Monday March 20, 2023

Flick's restart after WC: humility instead of title aims

Published : 13 Mar 2023, 22:14

Updated : 13 Mar 2023, 22:19

  By Arne Richter, dpa
Germany's coach Hansi Flick attends a press conference for the German national soccer team ahead of Thursday's FIFA World Cup Qatar 2022 Group E soccer match against Costa Rica. File Photo: Federico Gambarini/dpa.

Germany coach Hansi Flick is seeking a turnaround after a group stage exit at last year's World Cup in Qatar but won't name his team title contenders for next year's European championships on home ground.

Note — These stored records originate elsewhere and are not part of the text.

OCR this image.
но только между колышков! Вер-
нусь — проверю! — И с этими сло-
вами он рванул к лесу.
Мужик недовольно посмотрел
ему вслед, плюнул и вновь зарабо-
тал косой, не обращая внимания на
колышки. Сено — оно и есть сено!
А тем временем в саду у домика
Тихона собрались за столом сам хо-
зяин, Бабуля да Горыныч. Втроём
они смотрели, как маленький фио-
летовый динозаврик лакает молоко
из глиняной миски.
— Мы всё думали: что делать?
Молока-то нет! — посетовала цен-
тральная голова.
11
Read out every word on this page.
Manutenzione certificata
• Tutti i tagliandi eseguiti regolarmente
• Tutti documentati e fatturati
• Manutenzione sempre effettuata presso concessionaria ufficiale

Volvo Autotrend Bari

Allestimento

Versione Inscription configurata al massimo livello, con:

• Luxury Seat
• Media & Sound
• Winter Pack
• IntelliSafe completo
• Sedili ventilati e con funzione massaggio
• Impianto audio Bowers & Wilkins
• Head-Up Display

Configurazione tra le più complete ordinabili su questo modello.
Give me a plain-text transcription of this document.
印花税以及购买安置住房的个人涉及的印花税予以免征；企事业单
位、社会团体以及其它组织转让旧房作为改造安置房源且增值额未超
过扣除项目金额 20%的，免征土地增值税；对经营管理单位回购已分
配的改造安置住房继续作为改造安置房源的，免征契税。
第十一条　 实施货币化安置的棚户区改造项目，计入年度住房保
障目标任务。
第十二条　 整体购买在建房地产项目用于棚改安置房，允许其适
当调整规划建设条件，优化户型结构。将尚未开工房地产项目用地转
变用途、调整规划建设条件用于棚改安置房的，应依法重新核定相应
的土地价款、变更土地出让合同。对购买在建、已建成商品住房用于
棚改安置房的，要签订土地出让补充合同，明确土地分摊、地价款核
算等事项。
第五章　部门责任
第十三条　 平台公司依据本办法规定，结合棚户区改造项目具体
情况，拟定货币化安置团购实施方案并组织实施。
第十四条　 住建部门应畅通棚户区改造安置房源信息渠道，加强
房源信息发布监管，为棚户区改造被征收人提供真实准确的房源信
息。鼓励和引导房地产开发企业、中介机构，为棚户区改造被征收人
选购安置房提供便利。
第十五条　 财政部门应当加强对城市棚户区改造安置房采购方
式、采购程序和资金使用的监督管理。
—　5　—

Speaking in interviews in Monday's edition of Kicker sports magazine and daily Süddeutsche Zeitung (SZ), Flick admitted to personal mistakes but also insisted that lessons must be learnt from off the field distractions such as the debate around the One Love armband.

Flick starts preparations for the Euros with friendlies against Peru on March and Belgium three days later but his keeping expectations in check.

"It this stage I am not naming the European title as the aim. There is no guarantee for it. We can only guarantee to do everything so that we enter the tournament prepared in the best way," Flick told Kicker.

"Of course we do sport to be successful. And I have high aims in general. But a little humility does us good now. First of all we must do our basic tasks."

Flick will nominate his first post-World Cup squad on Friday. He said he plans to experiment in the March and June friendlies before fine-tuning for the Euros starts from the September fixtures onwards.

He said he has told veteran Bayern Munich forward Thomas Müller he would not pick him for the two upcoming international breaks but hasn't closed the door for him to return at a later stage, and hinted that the same could apply to Manchester City midfielder Ilkay Gündogan.

Flick has not named any potential newcomers but it is clear that he will expect more from the generation around Joshua Kimmich (28), Leon Goretzka (28) and Antonio Rüdiger (30) while at the same time having high hopes in Kai Havertz (23) along with youngsters Jamal Musiala (20) and Florian Wirtz (19).

Looking at Chelsea forward Havertz, Flick said: "Kai is an outstanding footballer, very reflective and very mature in his personality. It is our job to help these players take the next step and take over responsibility in the national team."

Flick is aware that good results on the pitch are needed to get over the Qatar debacle and reconcile fans who have turned their back on the team for several reasons ranging from modest results and over-commercialisation to the human rights debate on hosts Qatar.

"The most important thing is that we play good football, passionate football. When the fan realises that we are giving our all for Germany and play with a lot of heart the mood can quickly change again," Flick said.

Flick admitted he only managed to explain the defensive scheme in a theoretical way for the World Cup and that this will now be part of "clear priorities" in the Euro 2024 build-up.

At the same time he said that football must be the priority again after the World Cup was overshadowed by political debates and the One Love armband - to be worn by some teams in support of diversity but then banned by the ruling body FIFA - which affected the team.

"There must never be so much pressure again - neither on individual players nor on a team," Flick told the SZ. "That was simply not good and I hope that we learn from this situation. All of us."

Former Germany striker and coach Rudi Völler could help in this respect as he has been appointed national team director in succession of Oliver Bierhoff and is to serve as a buffer for Flick in these and other areas.

"Rudi was a fixture in German football over the past decades. He has experience, he knows which levers to use," Flick told Kicker. "I enjoy the exchange with him, we are on the same wavelength."